GENIUS Act, Clarity Act : la trajectoire des paiements on-chain
Reste la toile de fond réglementaire, que MacPherson relie directement à sa thèse. Avec le GENIUS Act appelé à entrer en vigueur l’an prochain et le Clarity Act susceptible de progresser, il projette que les paiements on-chain pourraient atteindre 3 000 milliards de dollars d’ici 2030, d’après CoinDesk. Cette projection encadre le pari : si les paiements en stablecoins se massifient sous un régime légal clarifié, la demande d’infrastructure de connectivité entre dollars numériques croît mécaniquement.
Deux scénarios se dessinent sans prédiction de prix. Dans le premier, la clarification réglementaire américaine accélère l’adoption institutionnelle des stablecoins ; la fragmentation entre émetteurs s’intensifie ; la valeur migre vers les opérateurs de routage et de crédit collatéralisé — le terrain que Spark occupe. Dans le second, la consolidation autour de quelques stablecoins dominants réduit le besoin de connectivité et comprime la thèse de fragmentation, exposant Spark à la dépendance à ses partenaires. La trajectoire réelle se logera vraisemblablement entre les deux, dépendante du calendrier législatif autant que des choix des géants tech.
FAQ
Comment Spark gagne-t-il de l’argent sans application grand public ?
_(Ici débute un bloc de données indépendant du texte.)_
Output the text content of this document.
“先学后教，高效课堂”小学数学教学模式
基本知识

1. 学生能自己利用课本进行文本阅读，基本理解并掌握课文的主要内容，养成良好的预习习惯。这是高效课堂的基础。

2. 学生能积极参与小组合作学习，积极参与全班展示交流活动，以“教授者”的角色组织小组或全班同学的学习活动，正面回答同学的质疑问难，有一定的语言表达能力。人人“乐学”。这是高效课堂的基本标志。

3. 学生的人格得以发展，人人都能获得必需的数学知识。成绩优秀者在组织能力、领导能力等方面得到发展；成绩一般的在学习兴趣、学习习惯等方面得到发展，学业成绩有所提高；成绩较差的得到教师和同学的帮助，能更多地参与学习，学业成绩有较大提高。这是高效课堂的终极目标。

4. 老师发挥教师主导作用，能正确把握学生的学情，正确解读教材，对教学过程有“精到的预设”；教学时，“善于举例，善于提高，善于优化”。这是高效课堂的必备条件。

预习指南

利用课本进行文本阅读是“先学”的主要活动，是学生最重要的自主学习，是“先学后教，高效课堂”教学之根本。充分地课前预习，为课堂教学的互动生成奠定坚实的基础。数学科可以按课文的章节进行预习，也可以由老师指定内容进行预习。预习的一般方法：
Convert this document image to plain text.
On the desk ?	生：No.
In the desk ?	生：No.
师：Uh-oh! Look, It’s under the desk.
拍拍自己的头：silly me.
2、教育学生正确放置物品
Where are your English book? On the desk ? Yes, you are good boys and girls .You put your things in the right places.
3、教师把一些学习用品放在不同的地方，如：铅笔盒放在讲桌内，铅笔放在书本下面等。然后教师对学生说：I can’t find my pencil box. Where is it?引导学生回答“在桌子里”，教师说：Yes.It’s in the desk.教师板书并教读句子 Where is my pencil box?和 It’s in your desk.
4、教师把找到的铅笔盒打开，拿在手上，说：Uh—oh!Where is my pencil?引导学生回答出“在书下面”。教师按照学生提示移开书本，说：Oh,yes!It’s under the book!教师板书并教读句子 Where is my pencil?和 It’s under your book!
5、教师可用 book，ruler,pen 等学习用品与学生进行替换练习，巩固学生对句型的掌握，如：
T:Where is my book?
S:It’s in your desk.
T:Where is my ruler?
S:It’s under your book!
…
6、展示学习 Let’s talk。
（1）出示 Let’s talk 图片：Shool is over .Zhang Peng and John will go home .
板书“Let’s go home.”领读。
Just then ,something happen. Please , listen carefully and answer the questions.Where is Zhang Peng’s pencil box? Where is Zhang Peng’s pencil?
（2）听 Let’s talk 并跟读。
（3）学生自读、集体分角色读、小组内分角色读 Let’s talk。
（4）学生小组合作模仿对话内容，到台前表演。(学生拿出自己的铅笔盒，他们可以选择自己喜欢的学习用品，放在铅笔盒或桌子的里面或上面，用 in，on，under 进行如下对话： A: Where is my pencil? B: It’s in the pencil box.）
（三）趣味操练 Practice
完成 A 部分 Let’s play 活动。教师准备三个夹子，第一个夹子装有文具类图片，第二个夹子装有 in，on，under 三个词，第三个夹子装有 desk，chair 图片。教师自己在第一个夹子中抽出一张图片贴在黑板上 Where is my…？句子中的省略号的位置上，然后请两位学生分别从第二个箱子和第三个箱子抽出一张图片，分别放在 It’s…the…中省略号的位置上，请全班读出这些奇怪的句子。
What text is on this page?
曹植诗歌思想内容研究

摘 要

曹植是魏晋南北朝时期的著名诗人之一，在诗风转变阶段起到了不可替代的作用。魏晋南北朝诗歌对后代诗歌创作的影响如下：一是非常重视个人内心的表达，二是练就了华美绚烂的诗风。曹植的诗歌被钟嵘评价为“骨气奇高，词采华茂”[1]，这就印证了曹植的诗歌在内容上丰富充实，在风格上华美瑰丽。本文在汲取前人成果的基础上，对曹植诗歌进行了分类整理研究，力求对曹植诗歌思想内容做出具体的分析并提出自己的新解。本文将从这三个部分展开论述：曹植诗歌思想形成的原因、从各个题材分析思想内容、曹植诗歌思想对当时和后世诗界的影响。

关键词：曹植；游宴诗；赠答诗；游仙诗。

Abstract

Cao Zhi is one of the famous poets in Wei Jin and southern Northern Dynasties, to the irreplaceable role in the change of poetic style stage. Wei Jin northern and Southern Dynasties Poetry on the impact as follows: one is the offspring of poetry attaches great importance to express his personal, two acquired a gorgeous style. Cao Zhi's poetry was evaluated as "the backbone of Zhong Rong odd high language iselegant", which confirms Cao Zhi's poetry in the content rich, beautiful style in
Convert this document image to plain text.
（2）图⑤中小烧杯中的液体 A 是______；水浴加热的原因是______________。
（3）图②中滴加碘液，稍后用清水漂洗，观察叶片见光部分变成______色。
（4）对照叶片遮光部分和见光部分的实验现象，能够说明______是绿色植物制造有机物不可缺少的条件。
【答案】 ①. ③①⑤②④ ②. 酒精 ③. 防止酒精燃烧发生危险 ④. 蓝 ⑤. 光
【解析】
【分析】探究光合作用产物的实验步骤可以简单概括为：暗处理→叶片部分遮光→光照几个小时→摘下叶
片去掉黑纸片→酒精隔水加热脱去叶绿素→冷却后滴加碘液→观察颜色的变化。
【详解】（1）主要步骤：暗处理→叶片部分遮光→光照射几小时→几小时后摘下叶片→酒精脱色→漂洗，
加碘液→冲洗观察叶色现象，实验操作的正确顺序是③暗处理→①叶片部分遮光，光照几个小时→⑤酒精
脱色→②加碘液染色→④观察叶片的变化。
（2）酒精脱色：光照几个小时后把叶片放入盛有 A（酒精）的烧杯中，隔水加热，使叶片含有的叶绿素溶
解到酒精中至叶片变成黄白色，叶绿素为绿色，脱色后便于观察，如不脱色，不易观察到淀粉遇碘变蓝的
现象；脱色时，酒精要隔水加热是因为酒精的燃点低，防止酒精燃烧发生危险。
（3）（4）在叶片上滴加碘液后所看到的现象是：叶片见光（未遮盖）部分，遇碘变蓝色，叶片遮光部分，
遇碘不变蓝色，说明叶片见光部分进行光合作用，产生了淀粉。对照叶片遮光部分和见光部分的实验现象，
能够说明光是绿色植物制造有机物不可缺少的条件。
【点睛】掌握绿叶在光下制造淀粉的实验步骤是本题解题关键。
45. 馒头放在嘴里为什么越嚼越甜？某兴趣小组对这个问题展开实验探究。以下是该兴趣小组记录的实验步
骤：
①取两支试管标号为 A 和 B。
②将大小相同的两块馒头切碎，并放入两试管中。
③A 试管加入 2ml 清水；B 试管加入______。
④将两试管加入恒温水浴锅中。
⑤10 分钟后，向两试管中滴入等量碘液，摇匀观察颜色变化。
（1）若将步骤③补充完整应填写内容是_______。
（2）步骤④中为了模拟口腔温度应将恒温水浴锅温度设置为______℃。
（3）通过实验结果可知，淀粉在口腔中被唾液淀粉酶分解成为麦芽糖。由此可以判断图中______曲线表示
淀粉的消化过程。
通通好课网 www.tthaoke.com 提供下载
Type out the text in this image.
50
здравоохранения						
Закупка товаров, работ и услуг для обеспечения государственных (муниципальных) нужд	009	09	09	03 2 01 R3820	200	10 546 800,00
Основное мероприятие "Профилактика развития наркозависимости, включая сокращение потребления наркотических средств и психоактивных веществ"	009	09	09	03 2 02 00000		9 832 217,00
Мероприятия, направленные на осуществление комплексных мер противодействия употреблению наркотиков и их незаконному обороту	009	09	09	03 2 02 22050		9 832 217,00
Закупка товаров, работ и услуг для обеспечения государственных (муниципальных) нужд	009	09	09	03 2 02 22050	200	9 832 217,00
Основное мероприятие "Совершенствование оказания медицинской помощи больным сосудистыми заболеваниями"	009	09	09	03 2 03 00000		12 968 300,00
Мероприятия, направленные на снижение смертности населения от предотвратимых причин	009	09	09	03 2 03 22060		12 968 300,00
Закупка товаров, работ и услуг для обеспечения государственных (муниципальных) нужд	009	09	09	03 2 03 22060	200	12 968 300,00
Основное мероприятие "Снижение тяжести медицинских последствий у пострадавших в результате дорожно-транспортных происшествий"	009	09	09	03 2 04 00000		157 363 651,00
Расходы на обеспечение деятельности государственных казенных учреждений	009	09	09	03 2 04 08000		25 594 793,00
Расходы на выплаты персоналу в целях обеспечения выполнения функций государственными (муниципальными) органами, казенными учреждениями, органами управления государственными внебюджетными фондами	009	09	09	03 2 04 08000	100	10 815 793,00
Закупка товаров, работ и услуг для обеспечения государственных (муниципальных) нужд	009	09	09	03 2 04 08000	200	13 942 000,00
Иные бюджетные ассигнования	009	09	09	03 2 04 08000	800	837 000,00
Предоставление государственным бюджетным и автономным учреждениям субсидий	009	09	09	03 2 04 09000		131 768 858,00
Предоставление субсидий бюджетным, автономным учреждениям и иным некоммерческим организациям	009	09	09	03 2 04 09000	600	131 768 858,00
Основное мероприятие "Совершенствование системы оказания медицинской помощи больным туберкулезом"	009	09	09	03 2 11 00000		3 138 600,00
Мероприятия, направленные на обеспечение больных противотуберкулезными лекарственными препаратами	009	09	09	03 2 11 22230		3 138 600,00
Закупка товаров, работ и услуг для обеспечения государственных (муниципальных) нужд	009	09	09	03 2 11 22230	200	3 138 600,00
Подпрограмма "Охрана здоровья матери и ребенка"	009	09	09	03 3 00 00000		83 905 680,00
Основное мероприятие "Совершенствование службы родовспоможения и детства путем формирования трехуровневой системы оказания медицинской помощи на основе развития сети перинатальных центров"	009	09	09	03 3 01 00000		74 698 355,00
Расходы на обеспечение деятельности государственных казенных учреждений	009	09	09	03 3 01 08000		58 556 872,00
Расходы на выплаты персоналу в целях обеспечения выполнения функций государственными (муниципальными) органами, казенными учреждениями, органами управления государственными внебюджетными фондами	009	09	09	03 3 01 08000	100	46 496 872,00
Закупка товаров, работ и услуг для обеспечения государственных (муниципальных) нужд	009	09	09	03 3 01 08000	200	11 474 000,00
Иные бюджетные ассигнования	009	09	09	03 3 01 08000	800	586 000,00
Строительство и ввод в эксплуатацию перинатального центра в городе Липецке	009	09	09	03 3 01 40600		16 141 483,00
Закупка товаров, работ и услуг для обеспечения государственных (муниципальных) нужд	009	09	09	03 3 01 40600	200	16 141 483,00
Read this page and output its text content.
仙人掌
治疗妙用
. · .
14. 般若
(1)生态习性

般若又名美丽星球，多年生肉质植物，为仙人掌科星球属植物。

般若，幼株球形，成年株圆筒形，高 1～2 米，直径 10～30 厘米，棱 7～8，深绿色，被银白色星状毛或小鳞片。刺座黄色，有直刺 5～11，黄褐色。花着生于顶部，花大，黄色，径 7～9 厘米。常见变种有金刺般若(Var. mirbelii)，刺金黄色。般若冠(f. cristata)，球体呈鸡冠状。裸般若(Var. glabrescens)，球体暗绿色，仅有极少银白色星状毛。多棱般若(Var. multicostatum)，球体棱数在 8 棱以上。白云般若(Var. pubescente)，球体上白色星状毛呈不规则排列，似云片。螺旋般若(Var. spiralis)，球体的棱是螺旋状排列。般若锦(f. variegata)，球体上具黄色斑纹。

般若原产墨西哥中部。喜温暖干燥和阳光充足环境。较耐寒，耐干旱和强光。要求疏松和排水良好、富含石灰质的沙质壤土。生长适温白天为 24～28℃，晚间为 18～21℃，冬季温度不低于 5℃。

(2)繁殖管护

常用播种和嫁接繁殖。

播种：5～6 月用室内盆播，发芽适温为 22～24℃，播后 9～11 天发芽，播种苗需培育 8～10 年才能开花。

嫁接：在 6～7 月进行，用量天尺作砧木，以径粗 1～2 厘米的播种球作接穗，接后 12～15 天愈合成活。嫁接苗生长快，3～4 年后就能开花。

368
Spark monétise son rôle d’infrastructure : prêt OTC adossé Bitcoin (260 M$ d’encours), routage de liquidité entre stablecoins sur Uniswap, vaults de rendement pilotés par des curators, et prime brokerage en bêta. Il facture des services de connectivité et de crédit à des entreprises et protocoles, non à des particuliers.
Qu’est-ce que le « backend » dans ce contexte DeFi ?
Le backend désigne la couche technique invisible qui exécute les flux financiers entre protocoles et entreprises, sans être la vitrine vue par l’utilisateur. Chez Robinhood Earn, par exemple, le client voit la marque Robinhood ; Spark opère en dessous comme l’une des trois sources de collatéral du vault Morpho de 200 M$.
Pourquoi le revenu de Spark a-t-il autant chuté ?
Il est passé d’environ 80 M$ à 20 M$ avec le marché baissier, selon MacPherson. La baisse des rendements on-chain et de la demande d’emprunt a comprimé la marge d’intermédiation. Le pivot B2B2C vise à ancrer le revenu dans des flux d’entreprise, moins corrélés au sentiment spéculatif.
La part de 30 % sur Uniswap concerne-t-elle tous les échanges ?
Non. Le chiffre de 30 % couvre uniquement les swaps entre deux stablecoins, pas l’ensemble des transactions Uniswap impliquant un stablecoin. Sur ce segment précis, le système de Spark a routé environ 1,5 Md$ lors de ses trente premiers jours.
Sources – CoinDesk, « A massive stablecoin fragmentation war is brewing between tech giants and a startup is aiming to capitalize on it », 2 août 2026 — lien – Déclarations de MacPherson, dirigeant de Spark, rapportées par CoinDesk (revenus, OTC lending, Robinhood, projections paiements on-chain). – Données on-chain citées par CoinDesk (dépôts vault USDG, volumes Uniswap v4).
Cet article est une analyse à visée informative et ne constitue pas un conseil financier. Faites vos propres recherches (DYOR) avant toute décision.